Similar names, same person

Now let’s look at another example

    "2": {
        "author_id": 1992890,
        "paper_id": 0,
        "signature_id": "2",
        "author_info": {
            "given_block": "a roberts",
            "block": "a roberts",
            "position": 2,
            "first": "Adam",
            "middle": null,
            "last": "roberts",
            "suffix": null,
            "affiliations": [],
            "email": null
        }, 
    "21": {
        "author_id": 4297540,
        "paper_id": 4,
        "signature_id": "21",
        "author_info": {
            "given_block": "a roberts",
            "block": "a roberts",
            "position": 1,
            "first": "Adam",
            "middle": null,
            "last": "roberts",
            "suffix": null,
            "affiliations": [],
            "email": null
        }

Is ‘Adam Roberts’ from the paper titled “Exploring the Limits of Transfer Learning with a Unified Text-to-Text Transformer” (paper_id 0) the same ‘Adam Roberts’ from the paper titled “Robust Multi-Agent Reinforcement Learning with Incomplete Information” (paper_id 4)?

 'a roberts_1': ['2', '21'],
 'a roberts_2': ['12'],

According to the above results, the model predicts that the answer is yes.

Why?

Because we see that signature_ids 2 and 21 are grouped in the same bucket, and hence considered to be the same person.
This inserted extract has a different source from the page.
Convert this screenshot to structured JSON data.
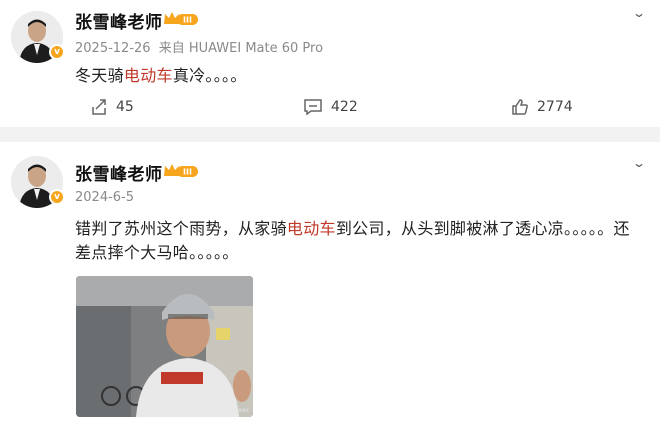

Same Names, but different people

But what about Adam Roberts from the paper “Toward Personalized Conversational Agents: A Longitudinal Field Study of a Knowledge-Grounded Chatbot”? Is this Adam Roberts the same person from the other two papers?
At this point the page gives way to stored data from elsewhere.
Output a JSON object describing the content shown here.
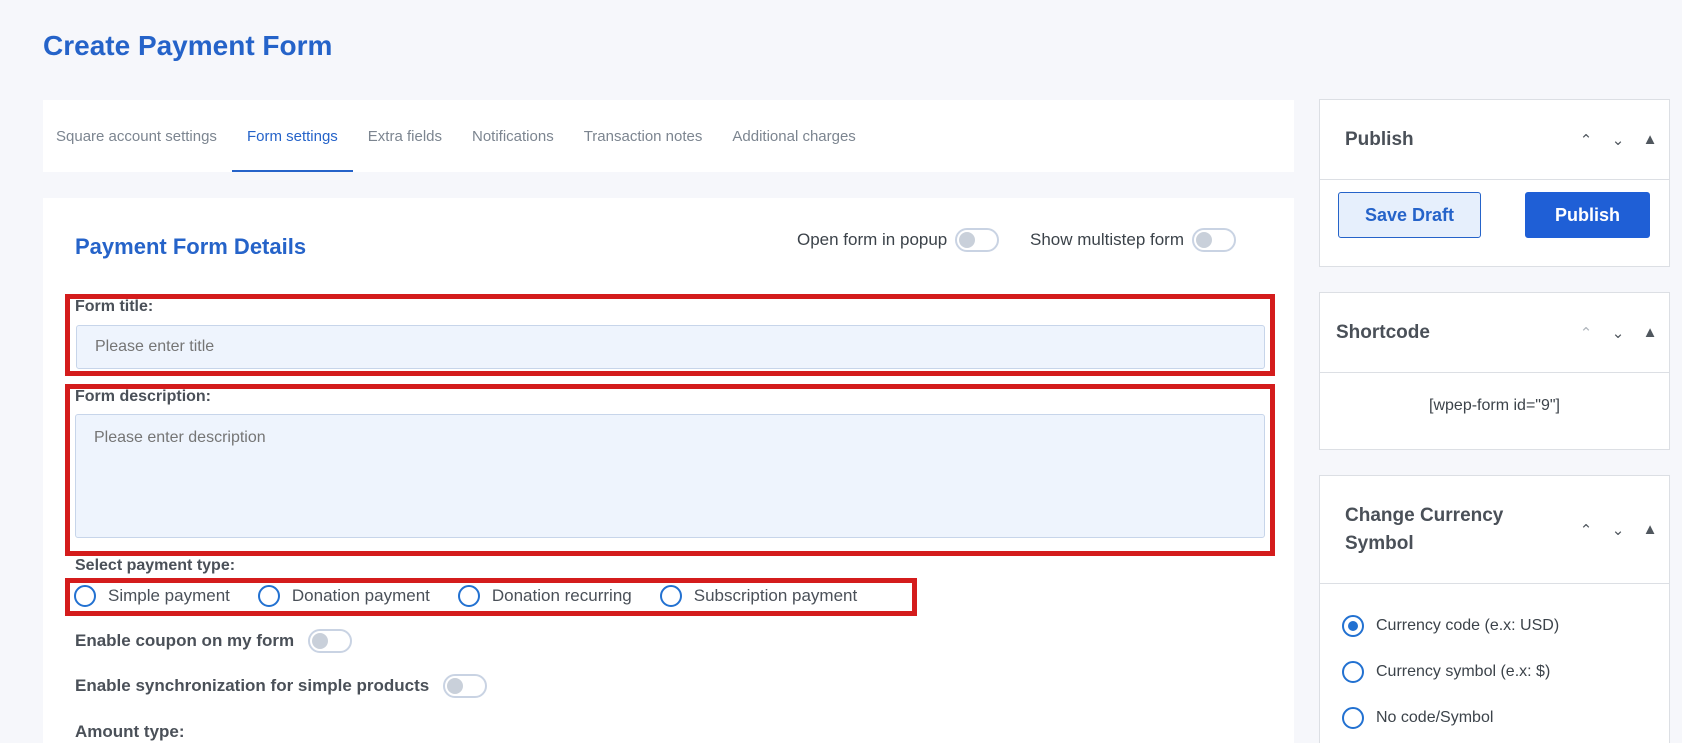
{
  "page": {
    "title": "Create Payment Form"
  },
  "tabs": [
    {
      "label": "Square account settings"
    },
    {
      "label": "Form settings",
      "active": true
    },
    {
      "label": "Extra fields"
    },
    {
      "label": "Notifications"
    },
    {
      "label": "Transaction notes"
    },
    {
      "label": "Additional charges"
    }
  ],
  "main": {
    "section_title": "Payment Form Details",
    "toggles": {
      "popup_label": "Open form in popup",
      "multistep_label": "Show multistep form"
    },
    "form_title": {
      "label": "Form title:",
      "placeholder": "Please enter title"
    },
    "form_description": {
      "label": "Form description:",
      "placeholder": "Please enter description"
    },
    "payment_type": {
      "label": "Select payment type:",
      "options": [
        "Simple payment",
        "Donation payment",
        "Donation recurring",
        "Subscription payment"
      ]
    },
    "coupon_label": "Enable coupon on my form",
    "sync_label": "Enable synchronization for simple products",
    "amount_type_label": "Amount type:"
  },
  "sidebar": {
    "publish": {
      "title": "Publish",
      "save_draft": "Save Draft",
      "publish_button": "Publish"
    },
    "shortcode": {
      "title": "Shortcode",
      "value": "[wpep-form id=\"9\"]"
    },
    "currency": {
      "title_line1": "Change Currency",
      "title_line2": "Symbol",
      "options": [
        "Currency code (e.x: USD)",
        "Currency symbol (e.x: $)",
        "No code/Symbol"
      ],
      "selected_index": 0
    }
  },
  "colors": {
    "accent": "#2563c9",
    "highlight": "#d41c1c",
    "input_bg": "#eef4fd"
  },
  "icons": {
    "up": "chevron-up-icon",
    "down": "chevron-down-icon",
    "collapse": "triangle-up-icon"
  }
}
'a roberts_1': ['2', '21'],
'a roberts_2': ['12'],

According to the model output, the predicted answer is no, because the signature_id that corresponds with this author is in a separate bucket from the other mentions of Adam Roberts.

So, out of three mentions of the name “Adam Roberts”, two of them are predicted to refer to the same author, while the other one is likely to be a different person with the same name (Just like the same with Katherine Lee).

Great, so how can we practically use this output?

The unique bucket (e.g. ‘a roberts_1’) servers as a ORCID that you can merge with the signatures.json file; this puts you in a position to compare two identical or similar names, and determine whether or not they are the same person, depending on if their “ORCID"s match.